26 Ocak 2014 Pazar

Cle#2 İnsanın Dört Zindanı - Dr. Ali Şeriati

Dr. Ali Şeriati'nin Nisan 1981'de Almanya'da bir üniversitede yaptığı konuşmanın Hüseyin Hatemi tarafından Türkçe'ye çevrilmiş metni aslında okuduğum. Bugün bir arkadaşım bıraktı, bir saat içinde de bitirdim. 61 Sayfa olduğu için de kitap olarak sayabilir miyiz bilmiyorum. Saymak da değil derdim aslında, söylemlerinin ilham vericiliği. Din için insan-beşer ayrımı nedir? Beşer'in insan olma yolundaki dört zindanı yani saplanıp kaldığı ve ötesini düşünmeye kendini zorlamadığı inanışları; "biyoloji" sosyoloji" "materyalizm" ve "tarihçilik" neden zindan olarak tarif ettiği gibi düşündürücü mevzular var

Beşer ile insanın ayrımını kısaca söyleyerek kitaba ilginizi çekmeye çalışayım; beşer olduğumuz organik yaratıktır,  hayvanlar aleminin kordalılar (Chordata) şubesinin memeliler sınıfına ait türdür. İnsan ise olunan bir şeydir. Tüm engellere rağmen olunabilen bir şeydir.

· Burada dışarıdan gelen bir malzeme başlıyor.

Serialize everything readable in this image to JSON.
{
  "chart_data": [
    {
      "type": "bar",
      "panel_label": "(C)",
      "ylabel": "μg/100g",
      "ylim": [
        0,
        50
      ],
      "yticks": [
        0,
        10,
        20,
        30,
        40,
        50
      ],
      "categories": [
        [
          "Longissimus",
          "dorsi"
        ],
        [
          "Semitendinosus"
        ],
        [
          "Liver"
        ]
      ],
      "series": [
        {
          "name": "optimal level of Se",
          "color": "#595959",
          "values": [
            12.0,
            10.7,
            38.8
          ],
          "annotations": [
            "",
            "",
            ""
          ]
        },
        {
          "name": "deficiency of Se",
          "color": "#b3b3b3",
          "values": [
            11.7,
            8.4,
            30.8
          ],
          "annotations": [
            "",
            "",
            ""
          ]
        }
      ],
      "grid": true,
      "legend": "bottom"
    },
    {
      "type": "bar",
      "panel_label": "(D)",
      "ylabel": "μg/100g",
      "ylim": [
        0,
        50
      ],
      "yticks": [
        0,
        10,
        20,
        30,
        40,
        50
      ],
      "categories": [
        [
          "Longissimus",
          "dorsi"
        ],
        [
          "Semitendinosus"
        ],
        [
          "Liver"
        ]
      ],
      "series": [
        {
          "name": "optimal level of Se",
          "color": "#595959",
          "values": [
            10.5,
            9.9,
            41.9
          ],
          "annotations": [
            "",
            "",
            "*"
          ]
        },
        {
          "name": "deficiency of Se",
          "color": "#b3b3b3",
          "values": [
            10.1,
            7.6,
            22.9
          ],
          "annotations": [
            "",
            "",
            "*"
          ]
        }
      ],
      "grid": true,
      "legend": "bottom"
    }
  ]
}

Çok hızlıca okudum, ama bence bir kaç kere okunulması, tartışılması, düşünülmesi gereken bir kitap. Muhtemelen Ali Şeriati'nin diğer kitapları gibi.

12 Ocak 2014 Pazar

Cle#1 Maximilian Ponder'in Muteber Beyni

Kitap, okuma grubumuzdan Berna'nın önerisiydi. Yani bu kitabı Seda ve Mithat da okudular.
İlk yorumu yazıyor olmak biraz gergin bir durum aslında. Zira içerik ne olacak, nasıl yazacağız gibi şeyleri hiç konuşmadık. Ben de içimden geldiği gibi yazayım dedim ve vira bismillah!

Kitabın yazarı J.W. Ironmonger Doğu Afrika'da doğup büyümüş ve şu anda İngiltere'de yaşıyor. Tıpkı kitabın kahramanları Max ve Adam gibi. Yazar bu durumu inkar etmiyor ve kitabın sonundaki 21 maddede, kitapta neyin gerçek neyin kurmaca olduğunu bize söylüyor.

Kitap sondan başa, doğru, aslında ileri geri gidiyor. Her anısını kaydetmek, beyninin katalogunu çıkartmak ve böylece belki bir şey ispat etmek çabasındaki Max 21 yaşında kendisini evine kapatır. Dış dünya ile tüm bağlantısını çocukluk arkadaşı Adam sağlar. Kitap Adam'ın Max'i ölü bulmasıyla başlıyor (bu spoiler sayılmaz kitabın arka kapağında da yazıyor.) ve Max'in tüm anları ve anılarıyla doldurduğu defterlerden örnekler ve Adam'ın bunlara karşı yorumları, eklemeleri ve o günü anlatmasıyla devam ediyor. Aslında kitap, Max'in çılgın katalogunu da içeren bir tek günü anlatıyor. Hepsi bu.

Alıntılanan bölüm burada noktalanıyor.